Zniszczona przez wybuch gazu kamienica jest już wyburzana. Ludzie przychodzą jednak pod nią, by zapalić znicze. Niektórzy żegnają się i modlą na ulicy. Inni wchodzą do pobliskiego kościoła oo. Dominikanów, w którym przez pierwsze godziny po tragedii schronienie znaleźli poszkodowani ludzie.
Jestem pewien, że oni wszyscy zostali zbawieni
Za dusze swoich parafian modli się o. Michał Śliż, proboszcz parafii Przemienienia Pańskiego. Dla niego to osobista tragedia, bo świetnie znał głęboko wierzącą rodzinę Darka Kmiecika. Pamięta, jak Darek podczas niedzielnych mszy nieraz musiał gonić po kościele za psocącym Remikiem... - Jestem pewien, że oni wszyscy zostali zbawieni, że trafili do nieba. Znałem ich bardzo dobrze, dlatego tak myślę - mówi o. Michał.

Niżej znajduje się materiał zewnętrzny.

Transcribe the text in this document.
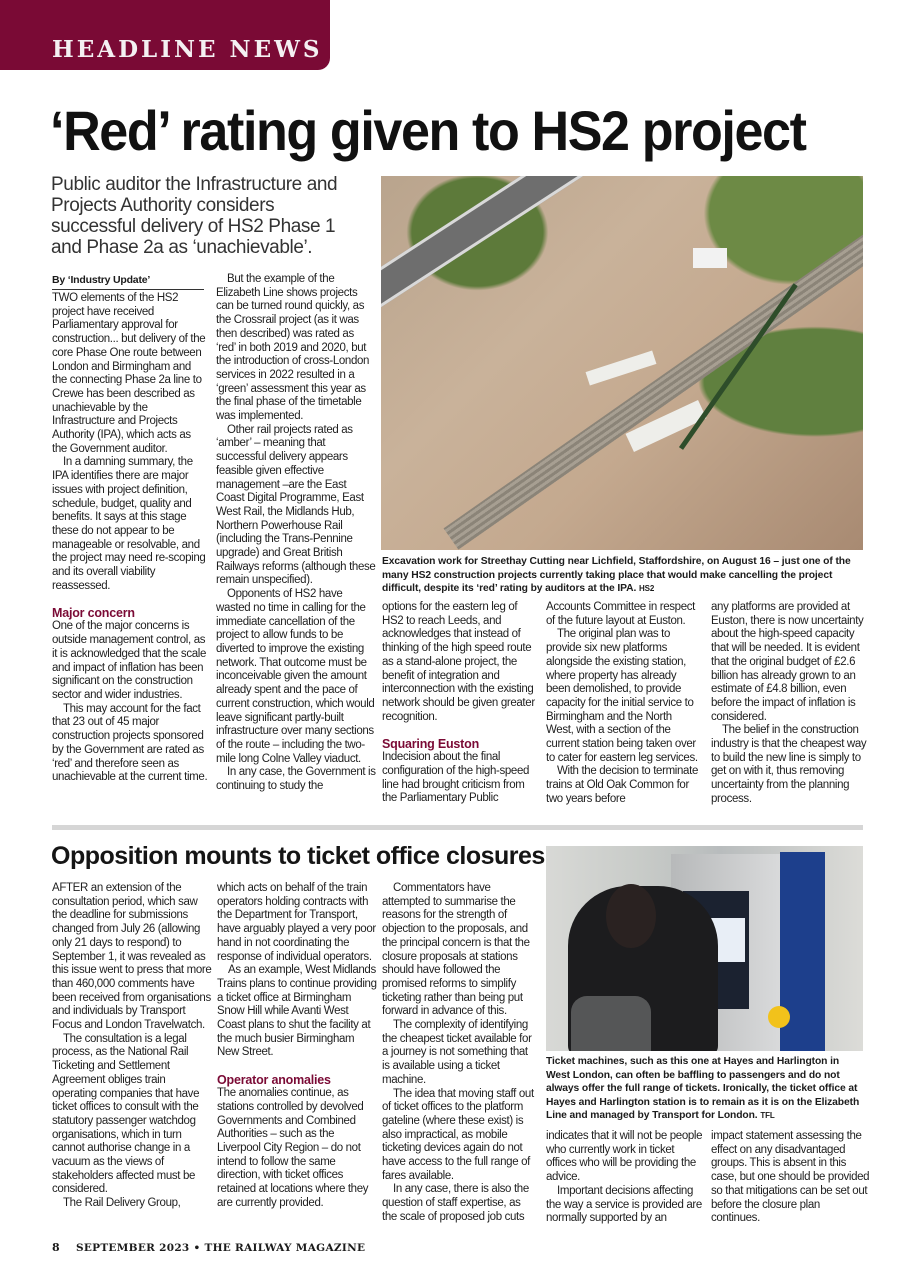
HEADLINE NEWS
‘Red’ rating given to HS2 project

Public auditor the Infrastructure and Projects Authority considers successful delivery of HS2 Phase 1 and Phase 2a as ‘unachievable’.

Excavation work for Streethay Cutting near Lichfield, Staffordshire, on August 16 – just one of the many HS2 construction projects currently taking place that would make cancelling the project difficult, despite its ‘red’ rating by auditors at the IPA. HS2
By ‘Industry Update’

TWO elements of the HS2 project have received Parliamentary approval for construction... but delivery of the core Phase One route between London and Birmingham and the connecting Phase 2a line to Crewe has been described as unachievable by the Infrastructure and Projects Authority (IPA), which acts as the Government auditor.

In a damning summary, the IPA identifies there are major issues with project definition, schedule, budget, quality and benefits. It says at this stage these do not appear to be manageable or resolvable, and the project may need re-scoping and its overall viability reassessed.

Major concern

One of the major concerns is outside management control, as it is acknowledged that the scale and impact of inflation has been significant on the construction sector and wider industries.

This may account for the fact that 23 out of 45 major construction projects sponsored by the Government are rated as ‘red’ and therefore seen as unachievable at the current time.

But the example of the Elizabeth Line shows projects can be turned round quickly, as the Crossrail project (as it was then described) was rated as ‘red’ in both 2019 and 2020, but the introduction of cross-London services in 2022 resulted in a ‘green’ assessment this year as the final phase of the timetable was implemented.

Other rail projects rated as ‘amber’ – meaning that successful delivery appears feasible given effective management –are the East Coast Digital Programme, East West Rail, the Midlands Hub, Northern Powerhouse Rail (including the Trans-Pennine upgrade) and Great British Railways reforms (although these remain unspecified).

Opponents of HS2 have wasted no time in calling for the immediate cancellation of the project to allow funds to be diverted to improve the existing network. That outcome must be inconceivable given the amount already spent and the pace of current construction, which would leave significant partly-built infrastructure over many sections of the route – including the two-mile long Colne Valley viaduct.

In any case, the Government is continuing to study the

options for the eastern leg of HS2 to reach Leeds, and acknowledges that instead of thinking of the high speed route as a stand-alone project, the benefit of integration and interconnection with the existing network should be given greater recognition.

Squaring Euston

Indecision about the final configuration of the high-speed line had brought criticism from the Parliamentary Public

Accounts Committee in respect of the future layout at Euston.

The original plan was to provide six new platforms alongside the existing station, where property has already been demolished, to provide capacity for the initial service to Birmingham and the North West, with a section of the current station being taken over to cater for eastern leg services.

With the decision to terminate trains at Old Oak Common for two years before

any platforms are provided at Euston, there is now uncertainty about the high-speed capacity that will be needed. It is evident that the original budget of £2.6 billion has already grown to an estimate of £4.8 billion, even before the impact of inflation is considered.

The belief in the construction industry is that the cheapest way to build the new line is simply to get on with it, thus removing uncertainty from the planning process.

Opposition mounts to ticket office closures
Ticket machines, such as this one at Hayes and Harlington in West London, can often be baffling to passengers and do not always offer the full range of tickets. Ironically, the ticket office at Hayes and Harlington station is to remain as it is on the Elizabeth Line and managed by Transport for London. TFL

AFTER an extension of the consultation period, which saw the deadline for submissions changed from July 26 (allowing only 21 days to respond) to September 1, it was revealed as this issue went to press that more than 460,000 comments have been received from organisations and individuals by Transport Focus and London Travelwatch.

The consultation is a legal process, as the National Rail Ticketing and Settlement Agreement obliges train operating companies that have ticket offices to consult with the statutory passenger watchdog organisations, which in turn cannot authorise change in a vacuum as the views of stakeholders affected must be considered.

The Rail Delivery Group,

which acts on behalf of the train operators holding contracts with the Department for Transport, have arguably played a very poor hand in not coordinating the response of individual operators.

As an example, West Midlands Trains plans to continue providing a ticket office at Birmingham Snow Hill while Avanti West Coast plans to shut the facility at the much busier Birmingham New Street.

Operator anomalies

The anomalies continue, as stations controlled by devolved Governments and Combined Authorities – such as the Liverpool City Region – do not intend to follow the same direction, with ticket offices retained at locations where they are currently provided.

Commentators have attempted to summarise the reasons for the strength of objection to the proposals, and the principal concern is that the closure proposals at stations should have followed the promised reforms to simplify ticketing rather than being put forward in advance of this.

The complexity of identifying the cheapest ticket available for a journey is not something that is available using a ticket machine.

The idea that moving staff out of ticket offices to the platform gateline (where these exist) is also impractical, as mobile ticketing devices again do not have access to the full range of fares available.

In any case, there is also the question of staff expertise, as the scale of proposed job cuts

indicates that it will not be people who currently work in ticket offices who will be providing the advice.

Important decisions affecting the way a service is provided are normally supported by an

impact statement assessing the effect on any disadvantaged groups. This is absent in this case, but one should be provided so that mitigations can be set out before the closure plan continues.

8 SEPTEMBER 2023 • THE RAILWAY MAGAZINE
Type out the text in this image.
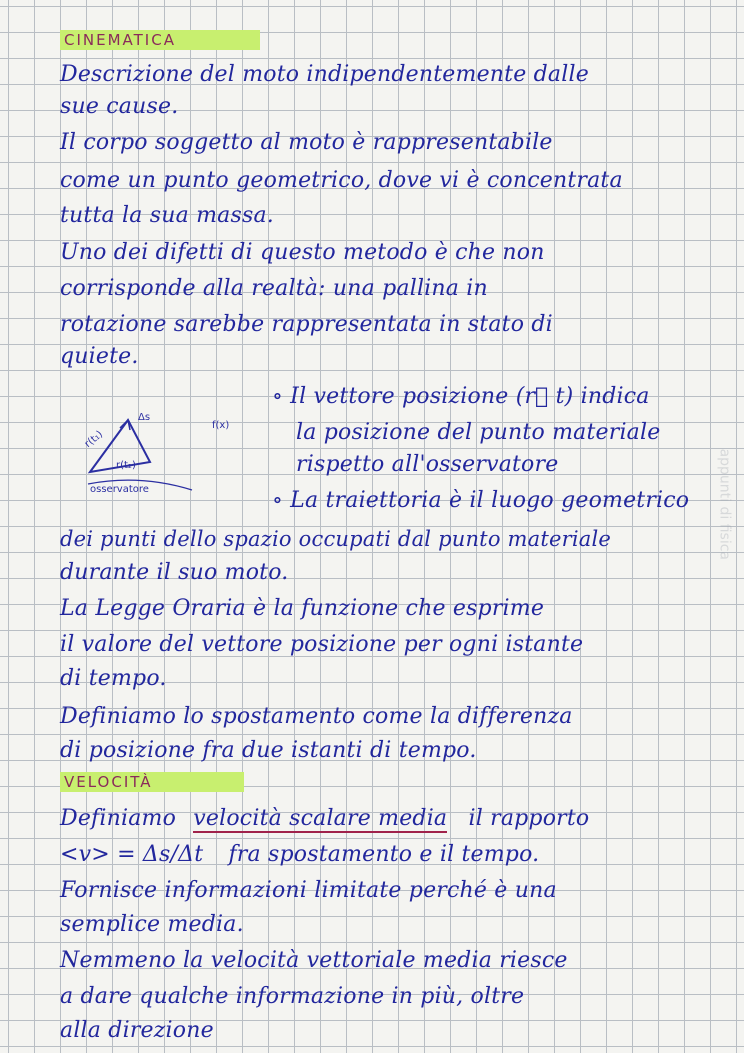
CINEMATICA
Descrizione del moto indipendentemente dalle
sue cause.
Il corpo soggetto al moto è rappresentabile
come un punto geometrico, dove vi è concentrata
tutta la sua massa.
Uno dei difetti di questo metodo è che non
corrisponde alla realtà: una pallina in
rotazione sarebbe rappresentata in stato di
quiete.
r(t₁)
r(t₂)
Δs
f(x)
osservatore
∘ Il vettore posizione (r⃗ t) indica
la posizione del punto materiale
rispetto all'osservatore
∘ La traiettoria è il luogo geometrico
dei punti dello spazio occupati dal punto materiale
durante il suo moto.
La Legge Oraria è la funzione che esprime
il valore del vettore posizione per ogni istante
di tempo.
Definiamo lo spostamento come la differenza
di posizione fra due istanti di tempo.
VELOCITÀ
Definiamo velocità scalare media il rapporto
<v> = Δs/Δt fra spostamento e il tempo.
Fornisce informazioni limitate perché è una
semplice media.
Nemmeno la velocità vettoriale media riesce
a dare qualche informazione in più, oltre
alla direzione
appunti di fisica
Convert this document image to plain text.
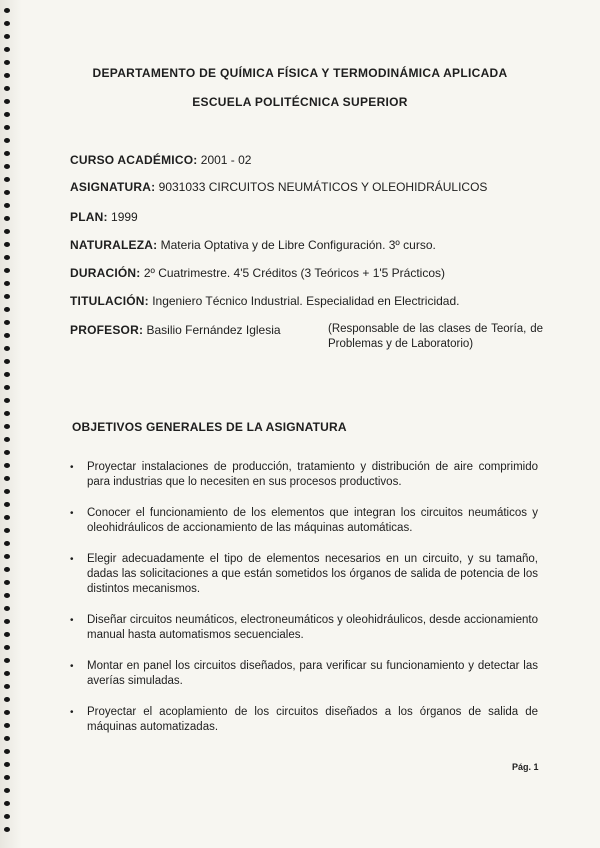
DEPARTAMENTO DE QUÍMICA FÍSICA Y TERMODINÁMICA APLICADA
ESCUELA POLITÉCNICA SUPERIOR
CURSO ACADÉMICO: 2001 - 02
ASIGNATURA: 9031033 CIRCUITOS NEUMÁTICOS Y OLEOHIDRÁULICOS
PLAN: 1999
NATURALEZA: Materia Optativa y de Libre Configuración. 3º curso.
DURACIÓN: 2º Cuatrimestre. 4'5 Créditos (3 Teóricos + 1'5 Prácticos)
TITULACIÓN: Ingeniero Técnico Industrial. Especialidad en Electricidad.
PROFESOR: Basilio Fernández Iglesia	(Responsable de las clases de Teoría, de Problemas y de Laboratorio)
OBJETIVOS GENERALES DE LA ASIGNATURA
• Proyectar instalaciones de producción, tratamiento y distribución de aire comprimido para industrias que lo necesiten en sus procesos productivos.
• Conocer el funcionamiento de los elementos que integran los circuitos neumáticos y oleohidráulicos de accionamiento de las máquinas automáticas.
• Elegir adecuadamente el tipo de elementos necesarios en un circuito, y su tamaño, dadas las solicitaciones a que están sometidos los órganos de salida de potencia de los distintos mecanismos.
• Diseñar circuitos neumáticos, electroneumáticos y oleohidráulicos, desde accionamiento manual hasta automatismos secuenciales.
• Montar en panel los circuitos diseñados, para verificar su funcionamiento y detectar las averías simuladas.
• Proyectar el acoplamiento de los circuitos diseñados a los órganos de salida de máquinas automatizadas.
Pág. 1
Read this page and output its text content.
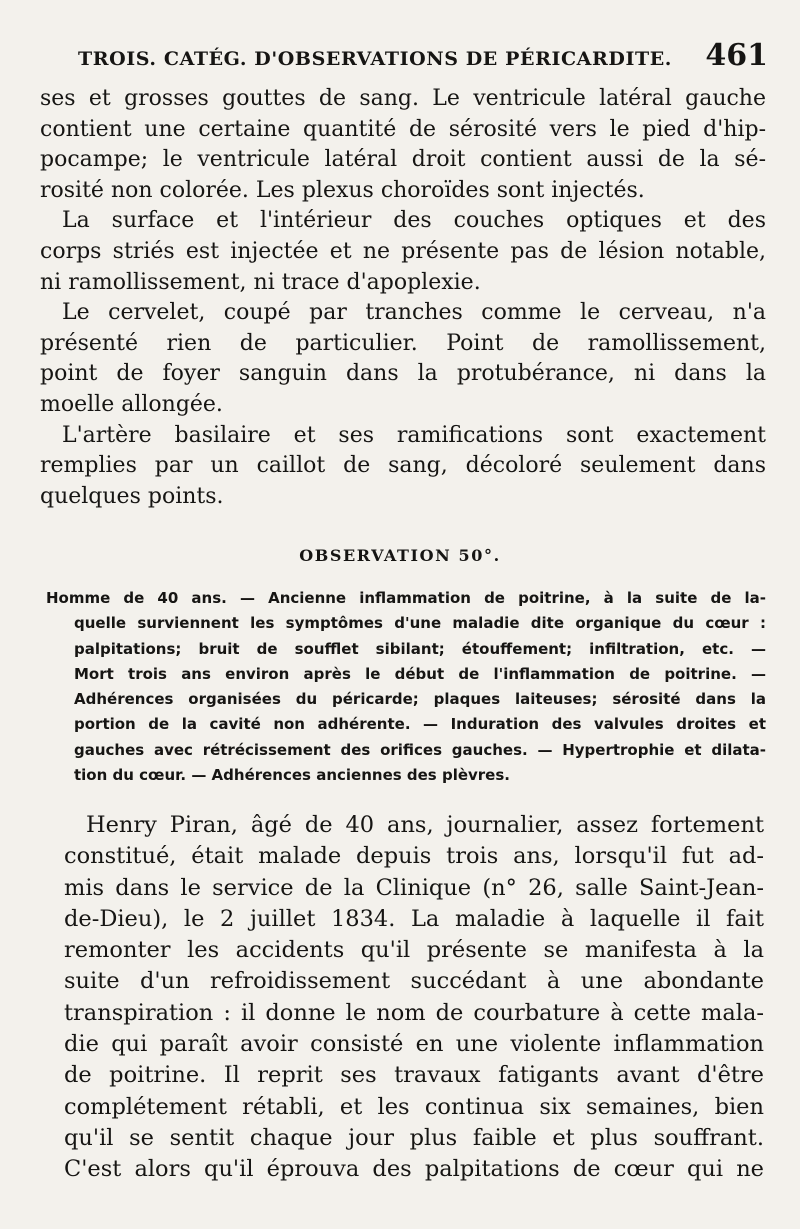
TROIS. CATÉG. D'OBSERVATIONS DE PÉRICARDITE. 461
ses et grosses gouttes de sang. Le ventricule latéral gauche
contient une certaine quantité de sérosité vers le pied d'hip-
pocampe; le ventricule latéral droit contient aussi de la sé-
rosité non colorée. Les plexus choroïdes sont injectés.
La surface et l'intérieur des couches optiques et des
corps striés est injectée et ne présente pas de lésion notable,
ni ramollissement, ni trace d'apoplexie.
Le cervelet, coupé par tranches comme le cerveau, n'a
présenté rien de particulier. Point de ramollissement,
point de foyer sanguin dans la protubérance, ni dans la
moelle allongée.
L'artère basilaire et ses ramifications sont exactement
remplies par un caillot de sang, décoloré seulement dans
quelques points.
OBSERVATION 50°.
Homme de 40 ans. — Ancienne inflammation de poitrine, à la suite de la-
quelle surviennent les symptômes d'une maladie dite organique du cœur :
palpitations; bruit de soufflet sibilant; étouffement; infiltration, etc. —
Mort trois ans environ après le début de l'inflammation de poitrine. —
Adhérences organisées du péricarde; plaques laiteuses; sérosité dans la
portion de la cavité non adhérente. — Induration des valvules droites et
gauches avec rétrécissement des orifices gauches. — Hypertrophie et dilata-
tion du cœur. — Adhérences anciennes des plèvres.
Henry Piran, âgé de 40 ans, journalier, assez fortement
constitué, était malade depuis trois ans, lorsqu'il fut ad-
mis dans le service de la Clinique (n° 26, salle Saint-Jean-
de-Dieu), le 2 juillet 1834. La maladie à laquelle il fait
remonter les accidents qu'il présente se manifesta à la
suite d'un refroidissement succédant à une abondante
transpiration : il donne le nom de courbature à cette mala-
die qui paraît avoir consisté en une violente inflammation
de poitrine. Il reprit ses travaux fatigants avant d'être
complétement rétabli, et les continua six semaines, bien
qu'il se sentit chaque jour plus faible et plus souffrant.
C'est alors qu'il éprouva des palpitations de cœur qui ne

Zobacz też: Dariusz i Brygida Kmiecik zostali ZABICI?! Nowa teoria Ewy Stankiewicz: "Za wybuchem gazu w kamienicy mogli stać Rosjanie"
Msza pogrzebowa rozpocznie się o godz. 13. Potem zmarli zostaną odprowadzeni na cmentarz komunalny przy ul. Murckowskiej w Katowicach. To dość daleko od katedry, dlatego nie będzie zwyczajowego konduktu żałobnego. Żałobnicy będą mieli do dyspozycji kilka autobusów, którymi pojadą na cmentarz.
Przypomnijmy: do tragedii doszło w ubiegły czwartek nad ranem. Potężny wybuch rozerwał kamienicę przy ul. Chopina w Katowicach. W gruzach zginęli Brygida Frosztęga-Kmiecik (?33 l.), dziennikarka TVP, Dariusz Kmiecik (?34 l.), reporter TVN, oraz ich synek Remigiusz (?2 l.). Sześć innych rodzin straciło dach nad głową i cały dobytek.